Spanish producer Eduardo de la Calle gets criticism for sampling other artists' work, but on this release for Nonplus, he proves himself to be a master at crafting deep, hypnotic techno. "The King Pariksit" sets the tone with its spooky synths and otherworldly drones calling out like a spirit from another dimension. The impossible to pronounce "Sudha Nityananda Parivara Vaisnava" and the slightly less complex titled "The Sudama Song" see de la Calle return to the dance floor. The former is a tripped out dub techno track, while the latter sees him veer into a deeper, bleepy direction.

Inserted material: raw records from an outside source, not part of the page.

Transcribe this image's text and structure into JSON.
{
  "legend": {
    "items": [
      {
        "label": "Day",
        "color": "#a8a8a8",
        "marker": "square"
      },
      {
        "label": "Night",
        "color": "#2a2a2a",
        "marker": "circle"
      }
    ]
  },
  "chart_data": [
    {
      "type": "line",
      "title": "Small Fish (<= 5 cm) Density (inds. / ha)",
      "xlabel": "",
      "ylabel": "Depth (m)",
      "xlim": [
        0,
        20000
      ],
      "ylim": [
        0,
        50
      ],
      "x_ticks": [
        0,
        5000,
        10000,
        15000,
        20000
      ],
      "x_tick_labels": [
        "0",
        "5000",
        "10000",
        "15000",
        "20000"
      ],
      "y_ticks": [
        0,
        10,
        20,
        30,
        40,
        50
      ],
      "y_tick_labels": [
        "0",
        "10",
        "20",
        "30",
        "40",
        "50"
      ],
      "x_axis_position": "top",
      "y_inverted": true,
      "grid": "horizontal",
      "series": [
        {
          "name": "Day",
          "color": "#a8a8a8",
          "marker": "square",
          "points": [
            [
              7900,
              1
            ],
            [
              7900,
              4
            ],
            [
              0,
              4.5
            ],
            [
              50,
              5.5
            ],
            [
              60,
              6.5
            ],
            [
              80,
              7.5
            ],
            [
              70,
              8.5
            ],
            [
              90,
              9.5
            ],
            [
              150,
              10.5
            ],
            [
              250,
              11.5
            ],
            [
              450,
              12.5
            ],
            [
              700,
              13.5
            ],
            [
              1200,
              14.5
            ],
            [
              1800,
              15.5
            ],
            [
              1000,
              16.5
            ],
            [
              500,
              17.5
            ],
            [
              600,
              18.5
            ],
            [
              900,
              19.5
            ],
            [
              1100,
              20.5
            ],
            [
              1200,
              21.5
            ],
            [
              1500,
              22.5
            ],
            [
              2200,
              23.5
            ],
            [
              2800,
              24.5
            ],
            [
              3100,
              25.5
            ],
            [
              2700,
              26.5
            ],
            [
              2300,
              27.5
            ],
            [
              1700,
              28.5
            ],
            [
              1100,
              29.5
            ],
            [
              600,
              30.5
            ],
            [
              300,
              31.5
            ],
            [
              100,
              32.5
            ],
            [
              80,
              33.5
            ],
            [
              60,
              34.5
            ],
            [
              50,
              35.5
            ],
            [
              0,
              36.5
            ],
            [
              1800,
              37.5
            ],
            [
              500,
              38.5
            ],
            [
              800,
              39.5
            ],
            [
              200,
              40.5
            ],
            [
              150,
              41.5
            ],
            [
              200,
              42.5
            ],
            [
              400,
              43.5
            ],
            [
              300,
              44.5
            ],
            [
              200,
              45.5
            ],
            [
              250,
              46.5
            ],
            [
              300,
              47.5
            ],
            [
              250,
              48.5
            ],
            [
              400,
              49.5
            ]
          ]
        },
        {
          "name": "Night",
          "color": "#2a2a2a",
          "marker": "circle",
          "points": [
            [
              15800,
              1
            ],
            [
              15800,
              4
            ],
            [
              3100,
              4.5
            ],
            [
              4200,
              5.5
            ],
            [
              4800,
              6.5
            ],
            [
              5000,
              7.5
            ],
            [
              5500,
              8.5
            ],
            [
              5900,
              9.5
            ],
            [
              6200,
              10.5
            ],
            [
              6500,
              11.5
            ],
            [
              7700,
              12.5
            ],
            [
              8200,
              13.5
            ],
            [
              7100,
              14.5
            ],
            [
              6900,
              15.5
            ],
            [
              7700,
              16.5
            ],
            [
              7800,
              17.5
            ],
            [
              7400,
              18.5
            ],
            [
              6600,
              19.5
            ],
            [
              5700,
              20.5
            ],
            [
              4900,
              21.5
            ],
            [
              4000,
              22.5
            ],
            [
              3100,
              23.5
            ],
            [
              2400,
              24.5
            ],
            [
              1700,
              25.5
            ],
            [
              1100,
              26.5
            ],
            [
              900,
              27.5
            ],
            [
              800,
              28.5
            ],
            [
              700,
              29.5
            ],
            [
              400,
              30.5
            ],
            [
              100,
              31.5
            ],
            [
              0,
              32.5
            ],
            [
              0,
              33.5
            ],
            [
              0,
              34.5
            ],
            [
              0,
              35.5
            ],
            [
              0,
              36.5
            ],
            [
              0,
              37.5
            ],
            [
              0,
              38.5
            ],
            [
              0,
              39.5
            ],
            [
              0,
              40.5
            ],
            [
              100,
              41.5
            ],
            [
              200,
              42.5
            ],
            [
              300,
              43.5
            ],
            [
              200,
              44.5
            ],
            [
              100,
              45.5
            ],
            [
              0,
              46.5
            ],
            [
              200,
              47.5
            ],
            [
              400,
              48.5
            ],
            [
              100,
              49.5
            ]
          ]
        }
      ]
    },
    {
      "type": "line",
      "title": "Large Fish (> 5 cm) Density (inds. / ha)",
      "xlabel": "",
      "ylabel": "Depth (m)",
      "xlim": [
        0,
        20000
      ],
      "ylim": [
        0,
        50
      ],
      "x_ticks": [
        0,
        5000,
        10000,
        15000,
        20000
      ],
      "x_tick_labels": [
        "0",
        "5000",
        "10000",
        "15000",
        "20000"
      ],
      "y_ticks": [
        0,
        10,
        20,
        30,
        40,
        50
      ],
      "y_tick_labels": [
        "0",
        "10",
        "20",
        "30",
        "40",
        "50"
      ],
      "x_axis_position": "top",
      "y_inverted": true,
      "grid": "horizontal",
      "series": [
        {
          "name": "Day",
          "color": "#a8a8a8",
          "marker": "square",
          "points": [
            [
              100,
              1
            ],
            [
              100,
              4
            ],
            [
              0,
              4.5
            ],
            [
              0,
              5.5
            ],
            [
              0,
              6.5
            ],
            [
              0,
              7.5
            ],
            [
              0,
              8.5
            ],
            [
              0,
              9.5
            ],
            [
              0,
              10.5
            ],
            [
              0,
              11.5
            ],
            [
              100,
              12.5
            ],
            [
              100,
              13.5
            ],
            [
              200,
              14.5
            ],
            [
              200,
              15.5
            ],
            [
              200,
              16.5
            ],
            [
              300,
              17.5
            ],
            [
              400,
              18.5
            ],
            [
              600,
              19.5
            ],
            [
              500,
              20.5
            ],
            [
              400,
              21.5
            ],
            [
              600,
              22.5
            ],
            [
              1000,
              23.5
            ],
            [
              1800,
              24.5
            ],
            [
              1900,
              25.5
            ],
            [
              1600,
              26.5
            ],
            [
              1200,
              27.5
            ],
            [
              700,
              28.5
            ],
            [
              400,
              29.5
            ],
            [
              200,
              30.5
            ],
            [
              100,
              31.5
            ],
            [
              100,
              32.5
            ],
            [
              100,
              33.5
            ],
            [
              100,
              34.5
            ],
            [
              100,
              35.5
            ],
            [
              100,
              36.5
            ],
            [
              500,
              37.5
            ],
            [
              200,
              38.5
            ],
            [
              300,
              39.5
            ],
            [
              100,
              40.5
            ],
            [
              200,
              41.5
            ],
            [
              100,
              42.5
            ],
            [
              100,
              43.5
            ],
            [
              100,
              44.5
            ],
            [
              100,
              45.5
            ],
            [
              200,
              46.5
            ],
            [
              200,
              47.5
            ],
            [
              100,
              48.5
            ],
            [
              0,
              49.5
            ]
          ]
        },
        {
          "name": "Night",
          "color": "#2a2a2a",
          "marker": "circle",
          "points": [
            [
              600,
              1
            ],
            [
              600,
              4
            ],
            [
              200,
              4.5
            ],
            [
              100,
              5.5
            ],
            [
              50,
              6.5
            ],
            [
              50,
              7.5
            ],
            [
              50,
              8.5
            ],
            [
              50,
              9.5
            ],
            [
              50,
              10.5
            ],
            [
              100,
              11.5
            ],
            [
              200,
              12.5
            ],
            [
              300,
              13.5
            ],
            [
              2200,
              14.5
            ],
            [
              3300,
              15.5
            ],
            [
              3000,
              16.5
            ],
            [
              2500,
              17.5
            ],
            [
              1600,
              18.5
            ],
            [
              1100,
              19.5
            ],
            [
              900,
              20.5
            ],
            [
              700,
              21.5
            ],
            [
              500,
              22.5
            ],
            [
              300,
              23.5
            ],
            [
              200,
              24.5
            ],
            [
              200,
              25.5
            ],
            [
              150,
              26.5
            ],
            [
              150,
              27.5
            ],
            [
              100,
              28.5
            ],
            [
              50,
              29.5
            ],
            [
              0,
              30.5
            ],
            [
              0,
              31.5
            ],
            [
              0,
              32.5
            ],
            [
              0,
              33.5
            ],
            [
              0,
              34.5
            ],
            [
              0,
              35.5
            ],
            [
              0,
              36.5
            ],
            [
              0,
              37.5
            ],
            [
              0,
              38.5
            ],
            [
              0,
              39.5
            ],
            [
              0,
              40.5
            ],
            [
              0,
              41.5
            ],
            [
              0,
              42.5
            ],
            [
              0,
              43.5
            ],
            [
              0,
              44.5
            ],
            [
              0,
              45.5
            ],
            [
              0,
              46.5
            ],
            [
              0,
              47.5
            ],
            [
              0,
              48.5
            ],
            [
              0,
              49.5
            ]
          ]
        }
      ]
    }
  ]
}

Rounding out the release is "Sri Sri Ragendra DAS", where de la Calle delivers churning chords and spellbinding chimes that is every bit as forceful as it is subtle.
For a producer who has released on a label like Drumcode and who is synonymous with big-room, white noise-saturated techno, Falling Down comes as a surprise. It shows a far deeper side to the amiable Fitzpatrick's canon, and it also suggests that he's just as adept as making melodic dance floor grooves. The title track starts off with stuttering, rattling percussion before trailing off into an evocative, melodic build-up. "Vanishing" is even more impressive; over sweet strings and chords, Fitzpatrick drops the kind of dreamy vocal snatch that you might expect to hear in one of Legowelt's more mellow tracks. Auden's remix of the same track is slower and heavier, but doesn't sacrifice Fitzpatrick's melodies.
It sounds like Lithuanian producer Grad U has found his natural home on Echocord. The Danish imprint has been one of the most distinctive platforms in dub techno and Space Explorations fits right in to its brief. "Debris Disk" starts the release with an ominous, mid-tempo groove and splintered hats, reminiscent of Dimension 5. "Hydrogen Reactor" is more functional, with cheese wire percussion mixed with tough but resonant kicks. However, it sounds like Grad U's comfort zone is a more esoteric place and the spacey chords and billowing textures of "Quantum Corrections" is a beautifully measured, reflective affair.
The Portuguese takeover of Creme Organization continues apace here as the inimitable IVVVO makes his full debut on the iconic label from Den Haag with the wonderfully titled Mark Leckey Made Me Hardcore. Paying clear homage to the London based installation artist, this three-track release arrives hot on the heels of IVVVO's split release for Creme with fellow Portugeezer Lake Haze and has some truly wonderful sleeve art from Godspill. In terms of music, IVVVO seems to be exploring the spectral rave that has served him so well in the past on lead track "Raised" though "0000" is the kind of cut you'd hear wedged deep into an Actress record circa 2011. Inbetween "Our Journey" veers down an abstract techno hole with some quite brilliant vocal loop manipulation. And the odd dog bark.
The latest release on Psyk's label is a heads-down affair from Italian producer Chevel. In its most extreme form, this takes the form of "2020", where high-pitched squeals and shrieks are set to a tough, pacey rhythm. However, the more rewarding tracks see Chevel explore a more subtle approach. "Noflit" is based on contrasts with a combination of a rubbery bass and tough, distorted drums. "Summer" just as understated with a mysterious synth line cloaking the arrangement's percussive slivers. However, Chevel also understands the demands of the dance floor and "Detrimental", with its blip, bleeps and tough beats is sure to cause mayhem whenever it's dropped.